19 August 2016

Review: Into the Forest (2016)


"Anybody there?"

Banyak cara yang dapat digunakan oleh sebuah film untuk meninggalkan impresi menarik bagi penontonnya, cara termudah tentu saja dengan menciptakan kehebohan penuh ledakan, jika film tentang kiamat maka libatkan manusia dalam pertarungan dengan alien dan zombie misalnya. ‘Into the Forest’ mencoba sisi sebaliknya, sebuah kisah tentang “kekacauan” yang terjadi di sebuah bencana dengan pendekatan yang minimalis, menyaksikan karakter bertahan hidup and shaping their life, keep you wondering with survival and sisterhood story. Produced by Juno MacGuff, it feels like ‘Into the Wild’ meets ‘Ex Machina’ without robots presences.
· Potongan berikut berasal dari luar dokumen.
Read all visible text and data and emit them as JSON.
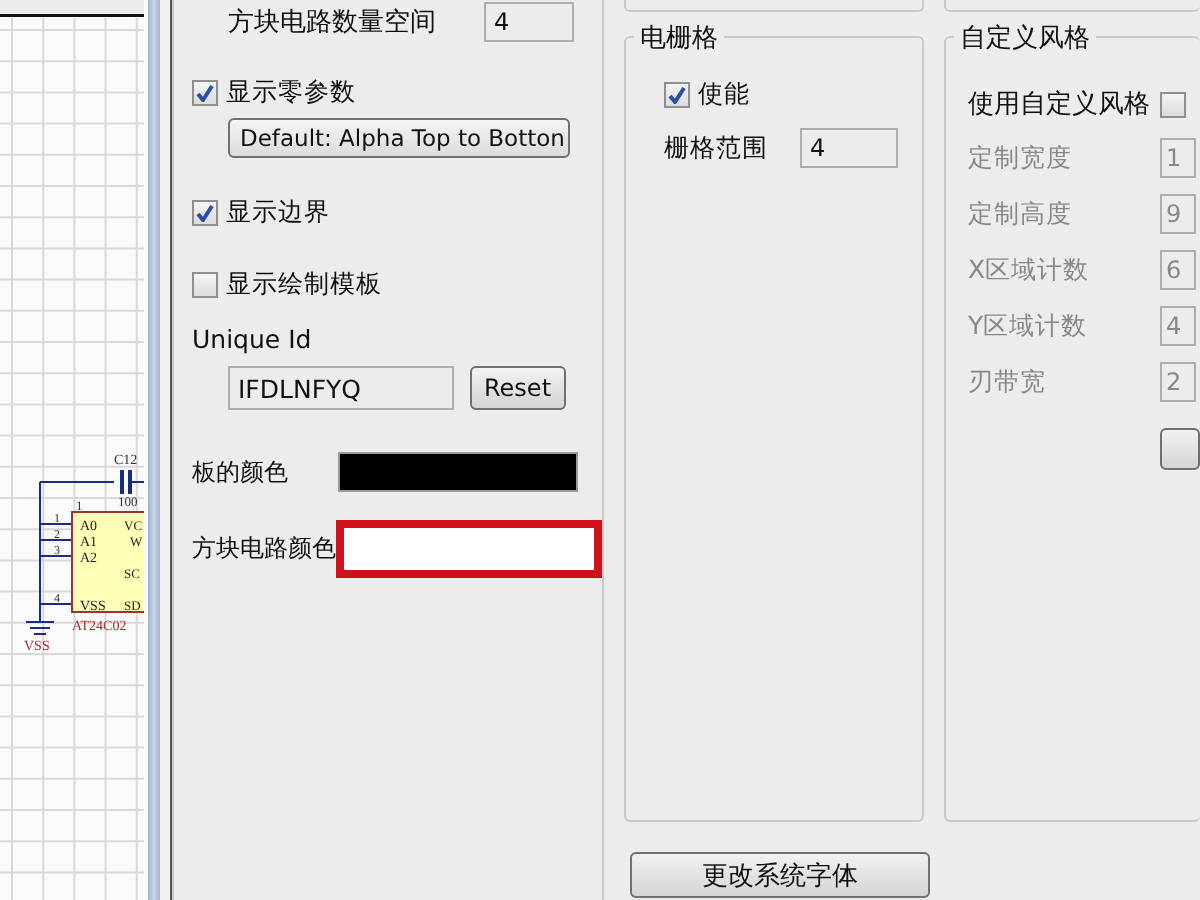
{
  "schematic": {
    "capacitor": {
      "ref": "C12",
      "value": "100"
    },
    "chip": {
      "name": "AT24C02",
      "top_pin": "1",
      "pin_numbers": [
        "1",
        "2",
        "3",
        "4"
      ],
      "left_pins": [
        "A0",
        "A1",
        "A2",
        "VSS"
      ],
      "right_pins": [
        "VC",
        "W",
        "SC",
        "SD"
      ]
    },
    "ground": {
      "label": "VSS"
    }
  },
  "options": {
    "block_space": {
      "label": "方块电路数量空间",
      "value": "4"
    },
    "show_params": {
      "label": "显示零参数",
      "checked": true
    },
    "sort_select": {
      "value": "Default: Alpha Top to Botton"
    },
    "show_border": {
      "label": "显示边界",
      "checked": true
    },
    "show_template": {
      "label": "显示绘制模板",
      "checked": false
    },
    "unique_id": {
      "label": "Unique Id",
      "value": "IFDLNFYQ",
      "button": "Reset"
    },
    "colors": [
      {
        "label": "板的颜色",
        "color": "#000000",
        "highlighted": false
      },
      {
        "label": "方块电路颜色",
        "color": "#ffffff",
        "highlighted": true
      }
    ]
  },
  "electrical_grid": {
    "title": "电栅格",
    "enable": {
      "label": "使能",
      "checked": true
    },
    "range": {
      "label": "栅格范围",
      "value": "4"
    }
  },
  "custom_style": {
    "title": "自定义风格",
    "use": {
      "label": "使用自定义风格",
      "checked": false
    },
    "fields": [
      {
        "label": "定制宽度",
        "value": "1",
        "disabled": true
      },
      {
        "label": "定制高度",
        "value": "9",
        "disabled": true
      },
      {
        "label": "X区域计数",
        "value": "6",
        "disabled": true
      },
      {
        "label": "Y区域计数",
        "value": "4",
        "disabled": true
      },
      {
        "label": "刃带宽",
        "value": "2",
        "disabled": true
      }
    ]
  },
  "font_button": "更改系统字体"
}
Nell (Ellen Page) sedang bersiap menghadapi ujian, Eva (Rachel Evan Wood) sedang berlatih menari, dan ayah mereka Robert (Callum Keith Rennie) sedang menonton televisi, keluarga yang tinggal di cabin yang terletak di sebuah hutan negara Kanada itu tampak normal hingga suatu ketika listrik padam. Tidak hanya di lingkungan mereka namun di seluruh belahan dunia. Kondisi semakin panas ketika setelah berhari-hari listrik masih padam mulai beredar kabar bahwa itu merupakan awal dari sebuah bencana besar di mana dunia berada di ambang kiamat, menciptakan kehebohan besar yang memaksa Nell dan Eva ikut berjuang untuk bertahan hidup.    
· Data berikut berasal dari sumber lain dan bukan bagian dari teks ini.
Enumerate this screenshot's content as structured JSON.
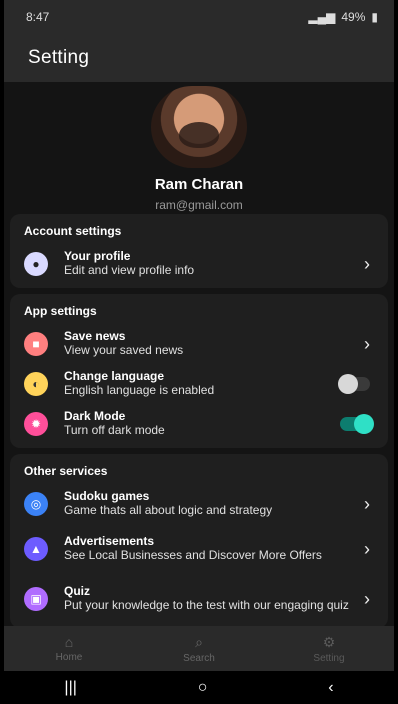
{
  "status": {
    "time": "8:47",
    "battery": "49%"
  },
  "header": {
    "title": "Setting"
  },
  "profile": {
    "name": "Ram Charan",
    "email": "ram@gmail.com"
  },
  "account": {
    "title": "Account settings",
    "items": [
      {
        "title": "Your profile",
        "subtitle": "Edit and view profile info",
        "icon": "user-icon"
      }
    ]
  },
  "app": {
    "title": "App settings",
    "items": [
      {
        "title": "Save news",
        "subtitle": "View your saved news",
        "icon": "bookmark-icon"
      },
      {
        "title": "Change language",
        "subtitle": "English language is enabled",
        "icon": "language-icon",
        "toggle": false
      },
      {
        "title": "Dark Mode",
        "subtitle": "Turn off dark mode",
        "icon": "dark-mode-icon",
        "toggle": true
      }
    ]
  },
  "other": {
    "title": "Other services",
    "items": [
      {
        "title": "Sudoku games",
        "subtitle": "Game thats all about logic and strategy",
        "icon": "gamepad-icon"
      },
      {
        "title": "Advertisements",
        "subtitle": "See Local Businesses and Discover More Offers",
        "icon": "ads-icon"
      },
      {
        "title": "Quiz",
        "subtitle": "Put your knowledge to the test with our engaging quiz",
        "icon": "quiz-icon"
      }
    ]
  },
  "bottom_nav": [
    {
      "label": "Home",
      "icon": "home-icon"
    },
    {
      "label": "Search",
      "icon": "search-icon"
    },
    {
      "label": "Setting",
      "icon": "settings-icon"
    }
  ],
  "colors": {
    "accent": "#2fe0c6",
    "background": "#141414",
    "card": "#1f1f1f"
  }
}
Film yang merupakan tipe character-driven seperti ini punya masalah yang sudah cukup sering coba dilakukan oleh filmmaker, sinopsis berisikan kondisi di ambang kiamat yang memaksa manusia untuk bertahan hidup. Berdasarkan novel karya Jean Hegland di sini Patricia Rozema memilih menggunakan permainan atmosfir ketimbang memberi kamu berbagai ledakan besar seperti meteor jatuh misalnya, dan akan langsung mengingatkan kamu pada apa yang pernah coba dilakukan oleh Z for Zachariah dengan situasi berbeda yang dihadapi karakter. Namun apa yang membuat ‘Into the Forest’ tidak berada di kelas yang sama dengan film yang dibintangi oleh Margot Robbie dan terasa underwhelming itu adalah ini punya masalah yang menarik dan tampil dengan pesona yang juga oke. Masalah utama cerita tentu apa penyebab listrik menjadi padam, menciptakan setting dystopian yang oke lalu masuk ke dalam sebuah drama tentang sisterhood yang menarik. 


Di awal masalah kiamat terasa menarik tapi ketika mulai muncul kepanikan daya tarik ‘Into the Forest’ lebih condong pada hubungan antara Nell dan Eva. Ketimbang membuat penontonnya bertanya 5W dan 1H bersama karakter, Patricia Rozema lebih condong menunjukkan usaha bertahan hidup dari dua karakter utamanya, berhadapan dengan rasa sepi, lapar, hingga penyakit. Perlahan kondisi Nell dan Eva mulai rapuh, tapi situasi di sekitar mereka yang mungkin saja berisikan ancaman berbahaya memaksa Nell dan Eva untuk tetap waspada bersama rasa cemas. Itu bekerja cukup baik untuk membuat penonton seolah berada di dalam cerita karena ada kontras yang oke dengan kehidupan normal dan damai di bagian awal. Sekilas kita tahu apa yang terjadi di luar sana misalnya lewat kehadiran Eli (Max Minghella) tapi Patricia Rozema tetap membuat agar narasi terasa minimalis, dan menariknya hasilnya terasa manis. 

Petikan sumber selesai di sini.